Andrew Hebda, a zoologist at the Nova Scotia Museum, said he’s receiving about 150 ticks every week from medical offices across the province for identification.
He said more than half the ticks he’s seeing now have fed or completely fed, which means they were likely on the person for more than 24 hours.
While the general rule is that ticks are active above 4 C, Hebda said there can be warmer pockets of ground that will allow ticks to be active even in cooler temperatures.
He said, “They’re active all winter. We’ve got ticks being brought in every month of the year.”
“Every season is tick season.”
Donna Lugar, the Nova Scotia representative for the advocacy group the Canadian Lyme Disease Foundation said, “We have this false sense that once it’s getting cold, that we’re safe. But that’s no longer the case.”
She added, “Even after snow, even after a cold snap, if the temperature does go up, [blacklegged ticks] can be active.”
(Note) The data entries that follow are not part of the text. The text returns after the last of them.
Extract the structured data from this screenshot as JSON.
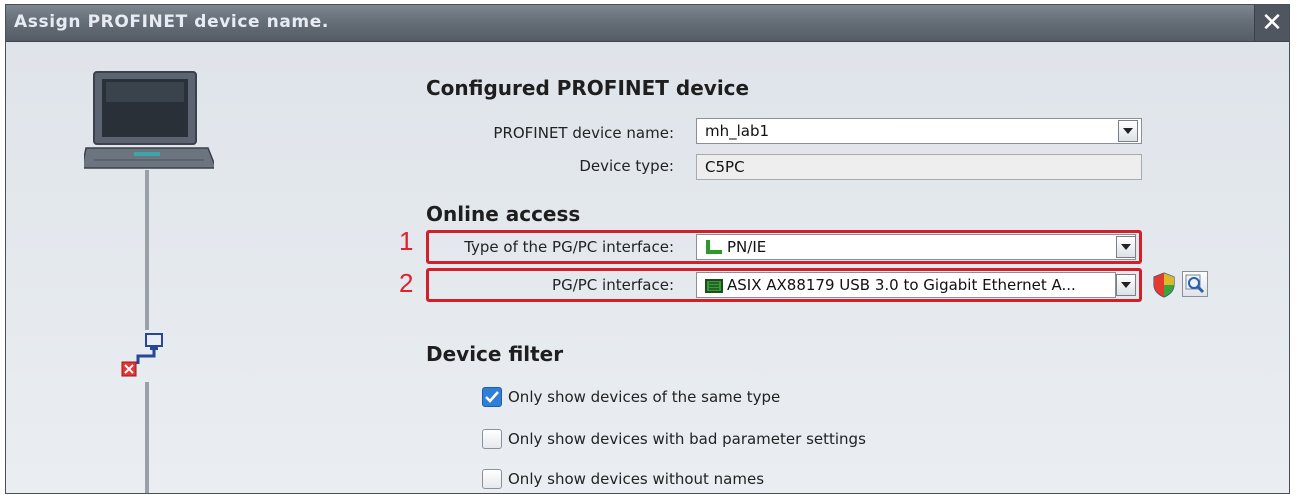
{
  "dialog": {
    "title": "Assign PROFINET device name."
  },
  "configured": {
    "heading": "Configured PROFINET device",
    "name_label": "PROFINET device name:",
    "name_value": "mh_lab1",
    "type_label": "Device type:",
    "type_value": "C5PC"
  },
  "online": {
    "heading": "Online access",
    "iface_type_label": "Type of the PG/PC interface:",
    "iface_type_value": "PN/IE",
    "iface_label": "PG/PC interface:",
    "iface_value": "ASIX AX88179 USB 3.0 to Gigabit Ethernet A...",
    "marker1": "1",
    "marker2": "2"
  },
  "filter": {
    "heading": "Device filter",
    "options": [
      {
        "label": "Only show devices of the same type",
        "checked": true
      },
      {
        "label": "Only show devices with bad parameter settings",
        "checked": false
      },
      {
        "label": "Only show devices without names",
        "checked": false
      }
    ]
  },
  "icons": [
    "close-icon",
    "laptop-icon",
    "network-node-icon",
    "error-icon",
    "pn-ie-icon",
    "network-card-icon",
    "shield-icon",
    "search-icon",
    "chevron-down-icon",
    "checkmark-icon"
  ],
  "colors": {
    "highlight": "#d21f2a",
    "checkbox": "#2f7fd8"
  }
}
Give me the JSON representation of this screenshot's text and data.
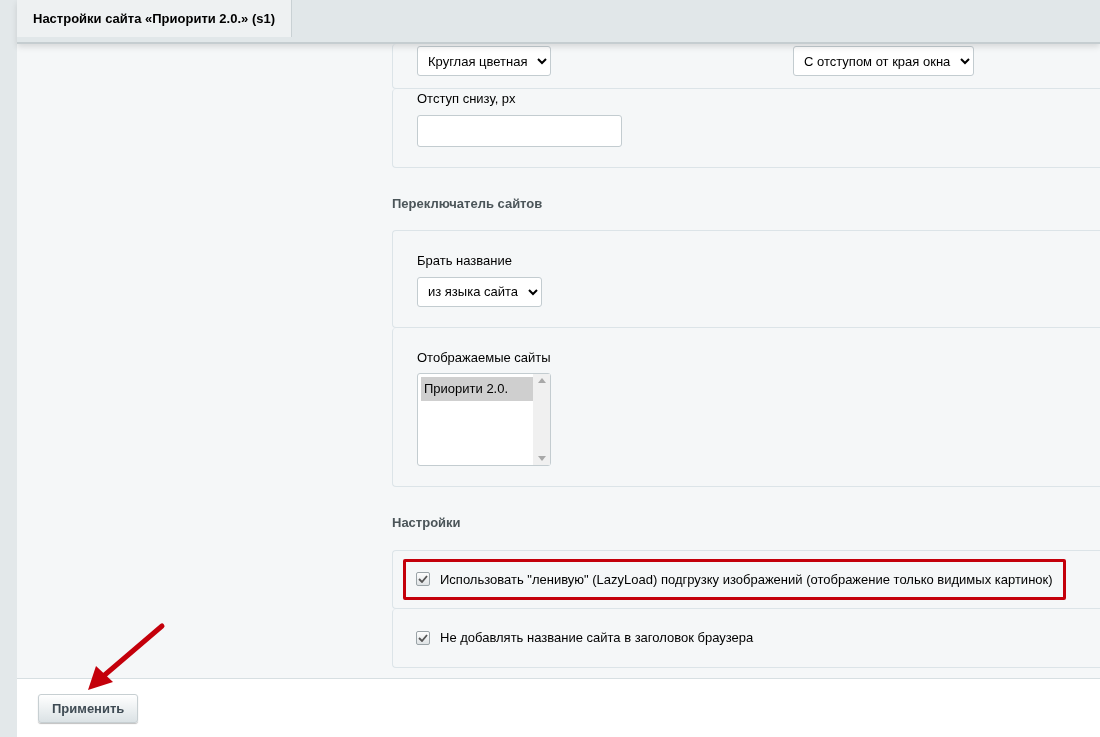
{
  "tabs": [
    {
      "label": "Настройки сайта «Приорити 2.0.» (s1)",
      "selected": true
    }
  ],
  "sections": [
    {
      "panels": [
        {
          "kind": "select-pair",
          "selects": [
            {
              "value": "Круглая цветная"
            },
            {
              "value": "С отступом от края окна"
            }
          ]
        },
        {
          "kind": "input",
          "label": "Отступ снизу, px"
        }
      ]
    },
    {
      "title": "Переключатель сайтов",
      "panels": [
        {
          "kind": "select",
          "label": "Брать название",
          "value": "из языка сайта"
        },
        {
          "kind": "listbox",
          "label": "Отображаемые сайты",
          "options": [
            {
              "label": "Приорити 2.0.",
              "selected": true
            }
          ]
        }
      ]
    },
    {
      "title": "Настройки",
      "panels": [
        {
          "kind": "checkbox",
          "label": "Использовать \"ленивую\" (LazyLoad) подгрузку изображений (отображение только видимых картинок)",
          "checked": true,
          "highlighted": true
        },
        {
          "kind": "checkbox",
          "label": "Не добавлять название сайта в заголовок браузера",
          "checked": true,
          "highlighted": false
        }
      ]
    }
  ],
  "apply_button": "Применить"
}
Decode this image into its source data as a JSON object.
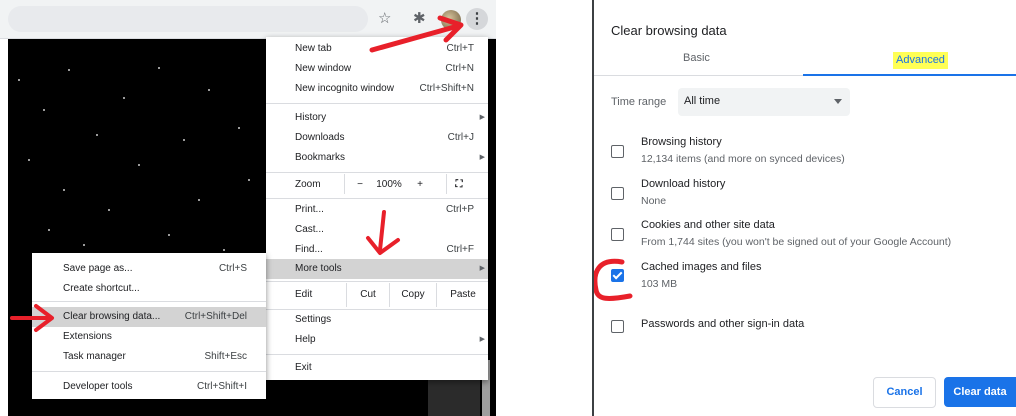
{
  "toolbar": {
    "star_icon": "star-icon",
    "puzzle_icon": "puzzle-icon",
    "menu_icon": "vertical-dots-icon"
  },
  "main_menu": {
    "new_tab": "New tab",
    "new_tab_sc": "Ctrl+T",
    "new_window": "New window",
    "new_window_sc": "Ctrl+N",
    "new_incognito": "New incognito window",
    "new_incognito_sc": "Ctrl+Shift+N",
    "history": "History",
    "downloads": "Downloads",
    "downloads_sc": "Ctrl+J",
    "bookmarks": "Bookmarks",
    "zoom": "Zoom",
    "zoom_minus": "−",
    "zoom_value": "100%",
    "zoom_plus": "+",
    "print": "Print...",
    "print_sc": "Ctrl+P",
    "cast": "Cast...",
    "find": "Find...",
    "find_sc": "Ctrl+F",
    "more_tools": "More tools",
    "edit": "Edit",
    "cut": "Cut",
    "copy": "Copy",
    "paste": "Paste",
    "settings": "Settings",
    "help": "Help",
    "exit": "Exit"
  },
  "sub_menu": {
    "save_page": "Save page as...",
    "save_page_sc": "Ctrl+S",
    "create_shortcut": "Create shortcut...",
    "clear_data": "Clear browsing data...",
    "clear_data_sc": "Ctrl+Shift+Del",
    "extensions": "Extensions",
    "task_manager": "Task manager",
    "task_manager_sc": "Shift+Esc",
    "dev_tools": "Developer tools",
    "dev_tools_sc": "Ctrl+Shift+I"
  },
  "dialog": {
    "title": "Clear browsing data",
    "tabs": [
      "Basic",
      "Advanced"
    ],
    "active_tab": "Advanced",
    "time_range_label": "Time range",
    "time_range_value": "All time",
    "options": [
      {
        "title": "Browsing history",
        "subtitle": "12,134 items (and more on synced devices)",
        "checked": false
      },
      {
        "title": "Download history",
        "subtitle": "None",
        "checked": false
      },
      {
        "title": "Cookies and other site data",
        "subtitle": "From 1,744 sites (you won't be signed out of your Google Account)",
        "checked": false
      },
      {
        "title": "Cached images and files",
        "subtitle": "103 MB",
        "checked": true
      },
      {
        "title": "Passwords and other sign-in data",
        "subtitle": "",
        "checked": false
      }
    ],
    "cancel": "Cancel",
    "clear": "Clear data"
  },
  "colors": {
    "accent": "#1a73e8",
    "annotation": "#e8202a",
    "highlight": "#ffff55"
  }
}
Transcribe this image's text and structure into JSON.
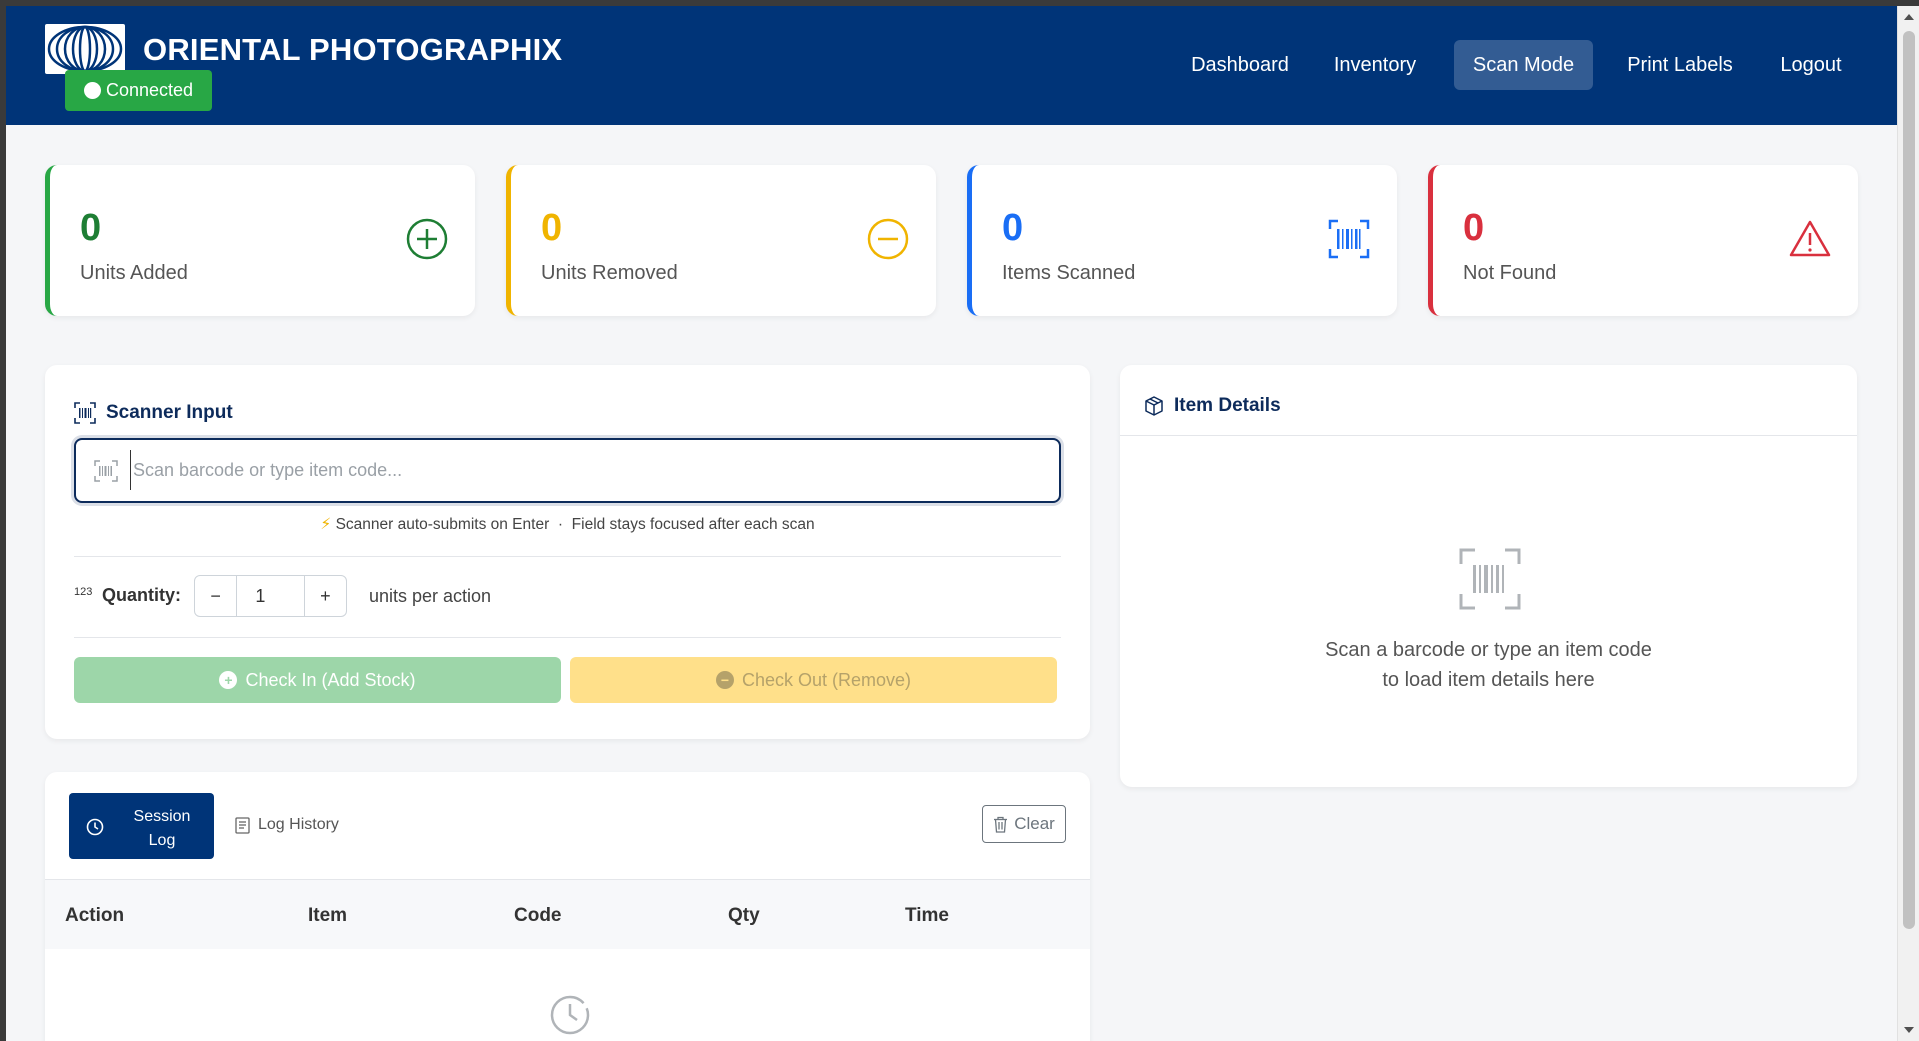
{
  "header": {
    "brand": "ORIENTAL PHOTOGRAPHIX",
    "status": "Connected",
    "nav": [
      {
        "label": "Dashboard",
        "active": false
      },
      {
        "label": "Inventory",
        "active": false
      },
      {
        "label": "Scan Mode",
        "active": true
      },
      {
        "label": "Print Labels",
        "active": false
      },
      {
        "label": "Logout",
        "active": false
      }
    ]
  },
  "stats": [
    {
      "value": "0",
      "label": "Units Added",
      "color": "#1e7e34",
      "icon": "plus-circle-icon"
    },
    {
      "value": "0",
      "label": "Units Removed",
      "color": "#f0b400",
      "icon": "minus-circle-icon"
    },
    {
      "value": "0",
      "label": "Items Scanned",
      "color": "#1a6ef5",
      "icon": "barcode-scan-icon"
    },
    {
      "value": "0",
      "label": "Not Found",
      "color": "#d9303e",
      "icon": "warning-triangle-icon"
    }
  ],
  "scanner": {
    "title": "Scanner Input",
    "placeholder": "Scan barcode or type item code...",
    "hint_a": "Scanner auto-submits on Enter",
    "hint_sep": "·",
    "hint_b": "Field stays focused after each scan",
    "qty_badge": "123",
    "qty_label": "Quantity:",
    "qty_minus": "−",
    "qty_value": "1",
    "qty_plus": "+",
    "qty_units": "units per action",
    "check_in": "Check In (Add Stock)",
    "check_out": "Check Out (Remove)"
  },
  "details": {
    "title": "Item Details",
    "empty_line1": "Scan a barcode or type an item code",
    "empty_line2": "to load item details here"
  },
  "log": {
    "tab_session": "Session Log",
    "tab_history": "Log History",
    "clear": "Clear",
    "columns": [
      "Action",
      "Item",
      "Code",
      "Qty",
      "Time"
    ]
  }
}
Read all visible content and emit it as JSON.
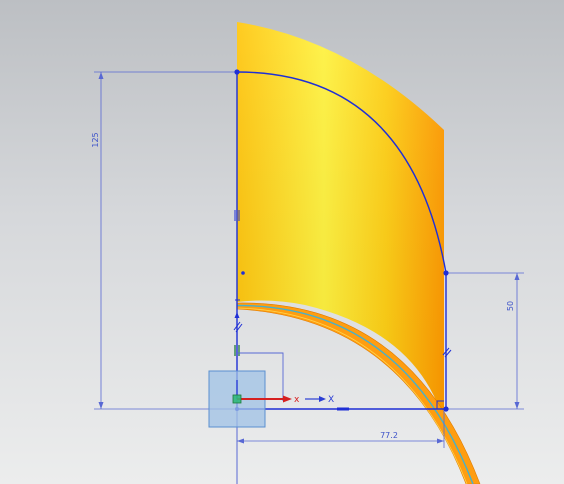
{
  "viewport": {
    "background_top": "#bcbfc3",
    "background_bottom": "#eceded"
  },
  "colors": {
    "sketch_line": "#1f2fd6",
    "dimension_line": "#5868d4",
    "dimension_text": "#3d52c9",
    "body_light": "#fff03a",
    "body_mid": "#ffd21a",
    "body_dark": "#ff9800",
    "csys_x_red": "#d62020",
    "csys_x_blue": "#2b3ed4",
    "selection_box": "#9fc1e6"
  },
  "dimensions": {
    "height_total": "125",
    "height_right": "50",
    "width_bottom": "77.2"
  },
  "axes": {
    "x_label_red": "x",
    "x_label_blue": "X"
  }
}
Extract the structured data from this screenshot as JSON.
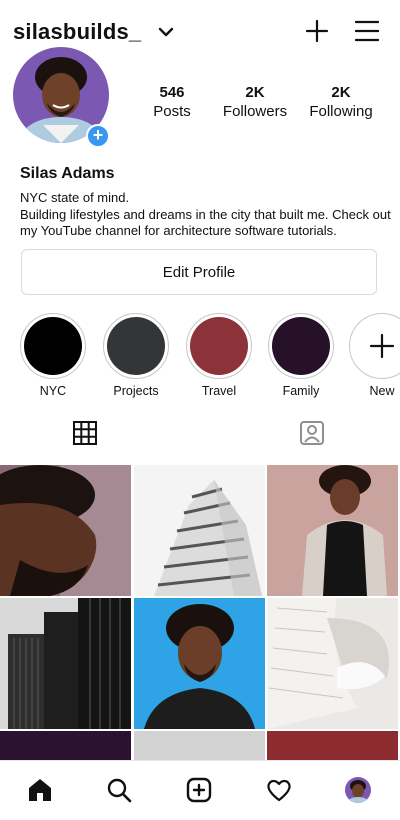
{
  "header": {
    "username": "silasbuilds_",
    "icons": {
      "account_switch": "chevron-down-icon",
      "create": "plus-icon",
      "menu": "hamburger-menu-icon"
    }
  },
  "profile": {
    "full_name": "Silas Adams",
    "bio_lines": [
      "NYC state of mind.",
      "Building lifestyles and dreams in the city that built me. Check out",
      "my YouTube channel for architecture software tutorials."
    ],
    "stats": [
      {
        "value": "546",
        "label": "Posts"
      },
      {
        "value": "2K",
        "label": "Followers"
      },
      {
        "value": "2K",
        "label": "Following"
      }
    ],
    "edit_button": "Edit Profile"
  },
  "highlights": [
    {
      "label": "NYC",
      "color": "#000000"
    },
    {
      "label": "Projects",
      "color": "#343537"
    },
    {
      "label": "Travel",
      "color": "#8b3338"
    },
    {
      "label": "Family",
      "color": "#261128"
    },
    {
      "label": "New",
      "color": "#ffffff"
    }
  ],
  "tabs": {
    "grid": "grid-icon",
    "tagged": "tagged-person-icon"
  },
  "posts": [
    "portrait-profile",
    "white-building",
    "woman-in-coat",
    "dark-skyscrapers",
    "man-blue-background",
    "white-curved-architecture",
    "post-7",
    "post-8",
    "post-9"
  ],
  "bottom_nav": [
    "home-icon",
    "search-icon",
    "new-post-icon",
    "heart-icon",
    "profile-avatar"
  ]
}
Lugar, who has Lyme disease, said she is being contacted increasingly by people who’ve contracted the disease in the middle of winter.
She said that the risk of misdiagnosis is also greater in the winter because it’s flu season and since the symptoms of Lyme disease can appear flu-like, people might think they’ve caught influenza when they’ve been bitten by a tick that carries Lyme disease.